Please take a look at my essay and give any suggestions you have. Thank you very much!
The topic is on overcoming obstacles.
"It's okay. You can definitely do this." The previous leader smiled proudly as she handed me a little blue tag, marking my new position as the head of the youth group. I felt the same way too; I was deeply passionate about serving people in my youth group, and I loved the idea of leading them as we went on retreats and service trips, even if it came with many responsibilities.

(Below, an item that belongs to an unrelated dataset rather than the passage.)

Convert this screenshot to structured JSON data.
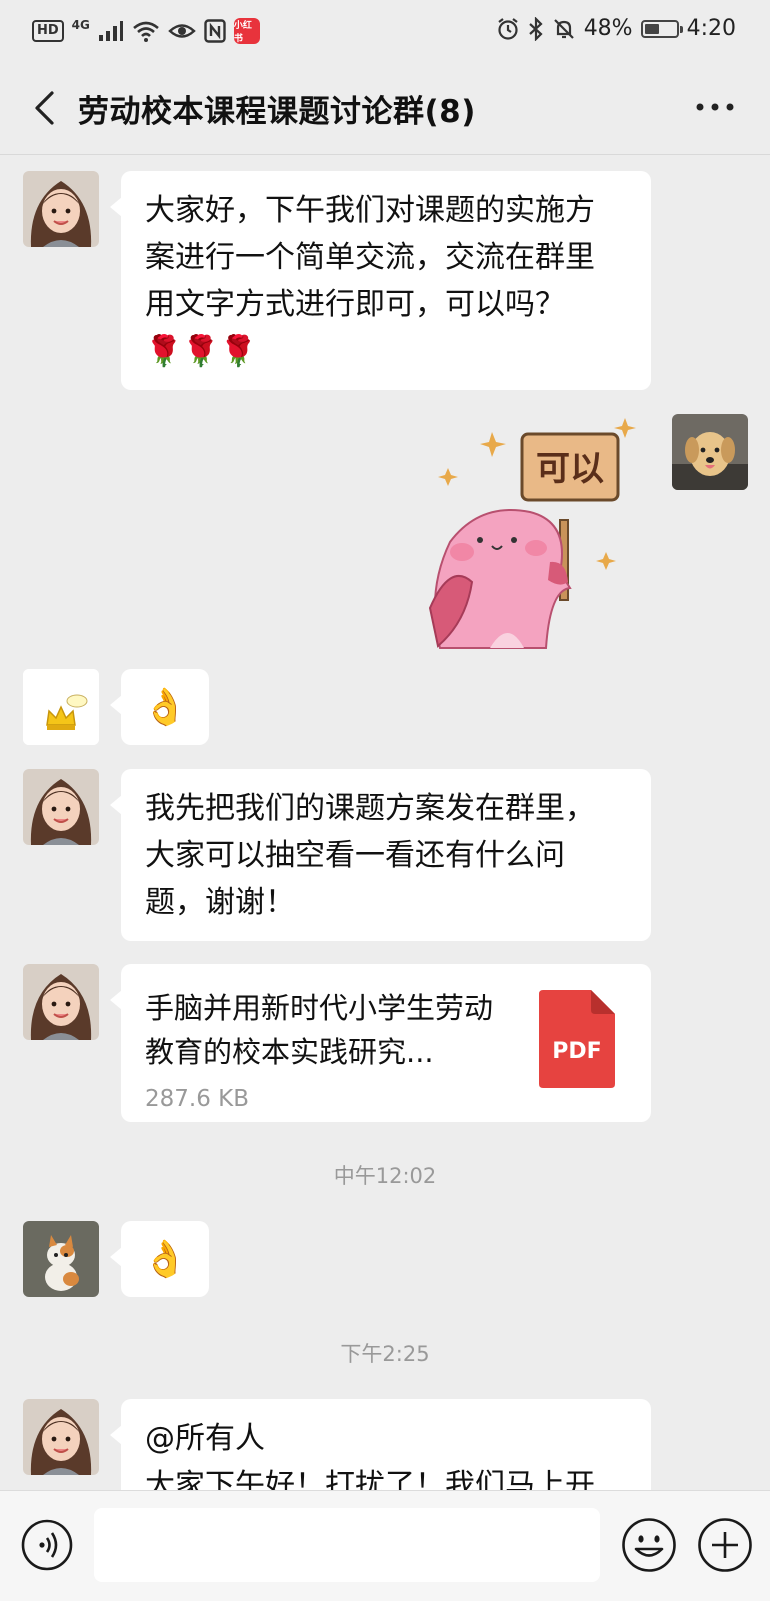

Soon enough, before the summer of 2016 began, I was tasked with the responsibility of planning the annual service trip. The trip is held in Anhui, a rural province in the eastern region of China, and I needed to make reservations for food and lodging, plan activities for the program, and gather all the required supplies in one month. Though the adult leaders offered to guide me along the way, I refused and insisted that I can do it on my own. I hated reaching out to someone for help, because I associated it with vulnerability and failure. Being raised in a strict Chinese culture that values success, soft-spokenness, and obedience, it was difficult for me to speak up and admit my struggles and incompetence. I was used to carrying the weight on my shoulders.

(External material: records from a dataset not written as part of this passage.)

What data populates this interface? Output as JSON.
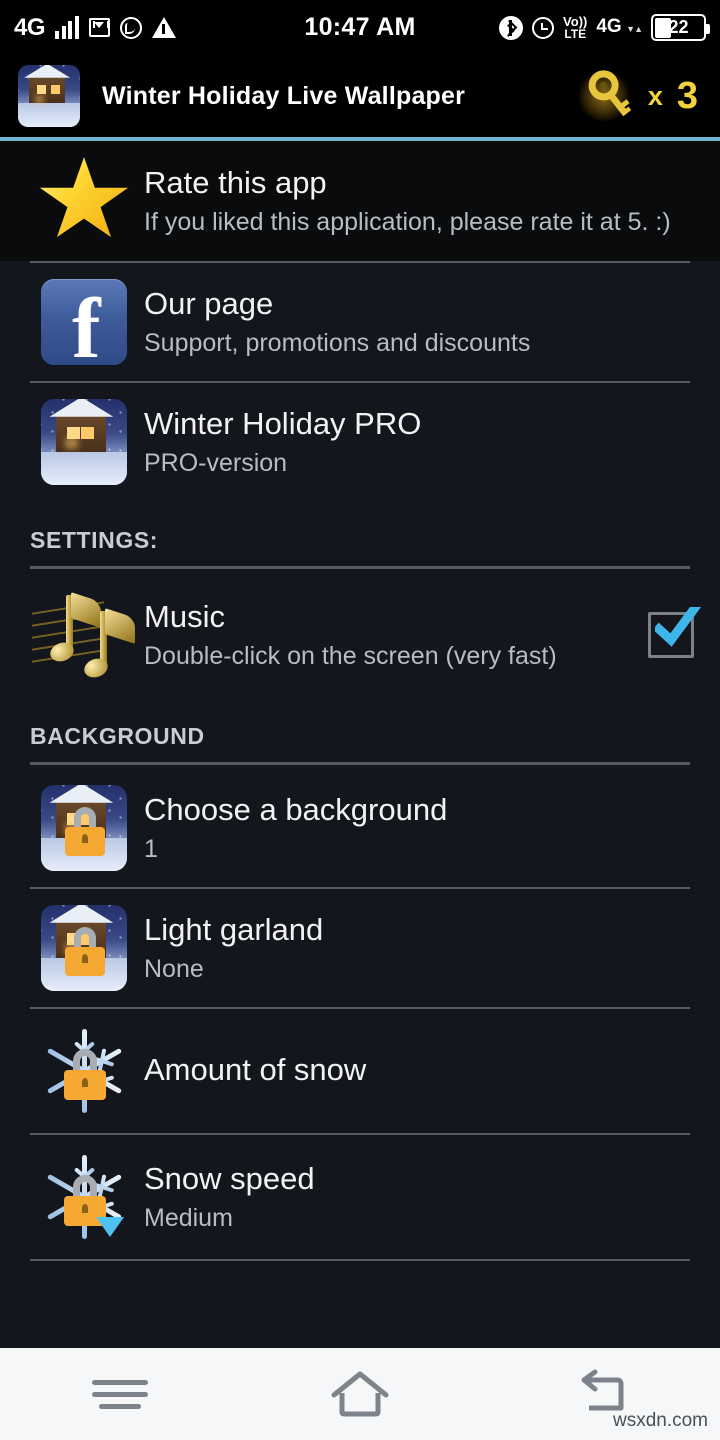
{
  "status_bar": {
    "network_left": "4G",
    "time": "10:47 AM",
    "volte_top": "Vo))",
    "volte_bottom": "LTE",
    "network_right": "4G",
    "battery_percent": "22",
    "icons": [
      "signal-bars-icon",
      "mail-icon",
      "whatsapp-icon",
      "warning-icon",
      "bluetooth-icon",
      "alarm-icon",
      "volte-icon",
      "battery-icon"
    ]
  },
  "app_bar": {
    "title": "Winter Holiday Live Wallpaper",
    "app_icon": "winter-cabin-thumbnail",
    "key_icon": "key-icon",
    "key_multiplier": "x",
    "key_count": "3",
    "accent_color": "#6fb4d0",
    "key_color": "#f5d33a"
  },
  "rows": [
    {
      "name": "rate-this-app",
      "icon": "star-icon",
      "title": "Rate this app",
      "subtitle": "If you liked this application, please rate it at 5. :)"
    },
    {
      "name": "our-page",
      "icon": "facebook-icon",
      "title": "Our page",
      "subtitle": "Support, promotions and discounts"
    },
    {
      "name": "winter-holiday-pro",
      "icon": "winter-cabin-pro-thumbnail",
      "title": "Winter Holiday PRO",
      "subtitle": "PRO-version"
    }
  ],
  "settings_section": {
    "header": "SETTINGS:",
    "music": {
      "name": "music-setting",
      "icon": "music-notes-icon",
      "title": "Music",
      "subtitle": "Double-click on the screen (very fast)",
      "checkbox": "checked",
      "checkbox_color": "#4ec1f0"
    }
  },
  "background_section": {
    "header": "BACKGROUND",
    "items": [
      {
        "name": "choose-a-background",
        "icon": "locked-cabin-thumbnail",
        "title": "Choose a background",
        "subtitle": "1",
        "locked": true
      },
      {
        "name": "light-garland",
        "icon": "locked-cabin-garland-thumbnail",
        "title": "Light garland",
        "subtitle": "None",
        "locked": true
      },
      {
        "name": "amount-of-snow",
        "icon": "locked-snowflake-icon",
        "title": "Amount of snow",
        "subtitle": "",
        "locked": true
      },
      {
        "name": "snow-speed",
        "icon": "locked-snowflake-icon",
        "title": "Snow speed",
        "subtitle": "Medium",
        "locked": true
      }
    ]
  },
  "nav_bar": {
    "menu": "menu-icon",
    "home": "home-icon",
    "back": "back-icon"
  },
  "watermark": "wsxdn.com"
}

However, because of my reluctance to ask for help, I suffered from large consequences. Being a fifteen-year-old, I had no connections to find a place in Anhui that holds and feeds nearly a hundred children and teens at once. I had no volunteers to lead the program. The weight on my shoulders came tumbling down as I frantically tried to balance between the task, my academics, and extracurricular activities, although in front of others I acted as if nothing happened. As a result, I could not finish the task of planning the service trip on time, and the adult leaders had to push back the date. I realized that I certainly had to stop pretending like I can do everything on my own anymore, so I asked for a second chance. This time, when I planned the trip, I asked members in my church for connections and delegated tasks to others; I was also willing to share about what I was worried of or unsure of during the process. To my surprise, people gladly agreed to cooperate, making me feel less nervous to ask them for help. As I stepped out of my comfort zone, I found it easier to open my mouth.

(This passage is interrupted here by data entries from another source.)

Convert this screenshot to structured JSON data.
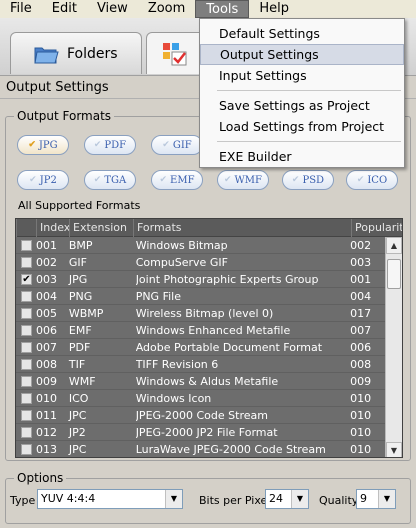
{
  "menubar": {
    "items": [
      "File",
      "Edit",
      "View",
      "Zoom",
      "Tools",
      "Help"
    ],
    "active_index": 4
  },
  "tabs": {
    "folders_label": "Folders"
  },
  "section_title": "Output Settings",
  "output_formats": {
    "label": "Output Formats",
    "row1": [
      {
        "label": "JPG",
        "selected": true
      },
      {
        "label": "PDF",
        "selected": false
      },
      {
        "label": "GIF",
        "selected": false
      }
    ],
    "row2": [
      {
        "label": "JP2",
        "selected": false
      },
      {
        "label": "TGA",
        "selected": false
      },
      {
        "label": "EMF",
        "selected": false
      },
      {
        "label": "WMF",
        "selected": false
      },
      {
        "label": "PSD",
        "selected": false
      },
      {
        "label": "ICO",
        "selected": false
      }
    ]
  },
  "all_formats_label": "All Supported Formats",
  "table": {
    "headers": [
      "Index",
      "Extension",
      "Formats",
      "Popularity"
    ],
    "rows": [
      {
        "checked": false,
        "index": "001",
        "ext": "BMP",
        "format": "Windows Bitmap",
        "popularity": "002"
      },
      {
        "checked": false,
        "index": "002",
        "ext": "GIF",
        "format": "CompuServe GIF",
        "popularity": "003"
      },
      {
        "checked": true,
        "index": "003",
        "ext": "JPG",
        "format": "Joint Photographic Experts Group",
        "popularity": "001"
      },
      {
        "checked": false,
        "index": "004",
        "ext": "PNG",
        "format": "PNG File",
        "popularity": "004"
      },
      {
        "checked": false,
        "index": "005",
        "ext": "WBMP",
        "format": "Wireless Bitmap (level 0)",
        "popularity": "017"
      },
      {
        "checked": false,
        "index": "006",
        "ext": "EMF",
        "format": "Windows Enhanced Metafile",
        "popularity": "007"
      },
      {
        "checked": false,
        "index": "007",
        "ext": "PDF",
        "format": "Adobe Portable Document Format",
        "popularity": "006"
      },
      {
        "checked": false,
        "index": "008",
        "ext": "TIF",
        "format": "TIFF Revision 6",
        "popularity": "008"
      },
      {
        "checked": false,
        "index": "009",
        "ext": "WMF",
        "format": "Windows & Aldus Metafile",
        "popularity": "009"
      },
      {
        "checked": false,
        "index": "010",
        "ext": "ICO",
        "format": "Windows Icon",
        "popularity": "010"
      },
      {
        "checked": false,
        "index": "011",
        "ext": "JPC",
        "format": "JPEG-2000 Code Stream",
        "popularity": "010"
      },
      {
        "checked": false,
        "index": "012",
        "ext": "JP2",
        "format": "JPEG-2000 JP2 File Format",
        "popularity": "010"
      },
      {
        "checked": false,
        "index": "013",
        "ext": "JPC",
        "format": "LuraWave JPEG-2000 Code Stream",
        "popularity": "010"
      }
    ]
  },
  "options": {
    "label": "Options",
    "type_label": "Type",
    "type_value": "YUV 4:4:4",
    "bpp_label": "Bits per Pixel",
    "bpp_value": "24",
    "quality_label": "Quality",
    "quality_value": "9"
  },
  "tools_menu": {
    "items": [
      "Default Settings",
      "Output Settings",
      "Input Settings"
    ],
    "items2": [
      "Save Settings as Project",
      "Load Settings from Project"
    ],
    "items3": [
      "EXE Builder"
    ]
  }
}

Even though I had to ask for a second chance, I believe I achieved success because I acknowledged my flaws and tried to perfect them. I recognized that, by not confessing defeat and approaching others for help, I had missed countless opportunities throughout high school to not just enhance my academic performance, but also learn from my mistakes and become a better person. Nonetheless, I am still a work in progress, but I am utilizing the lessons I learned from youth group in other areas of my life too--step by step. In the future, as I prepare to overcome more obstacles in college and beyond, I am confident that I will embrace failure, be fearless of appearing weak, and continue to improve and challenge myself.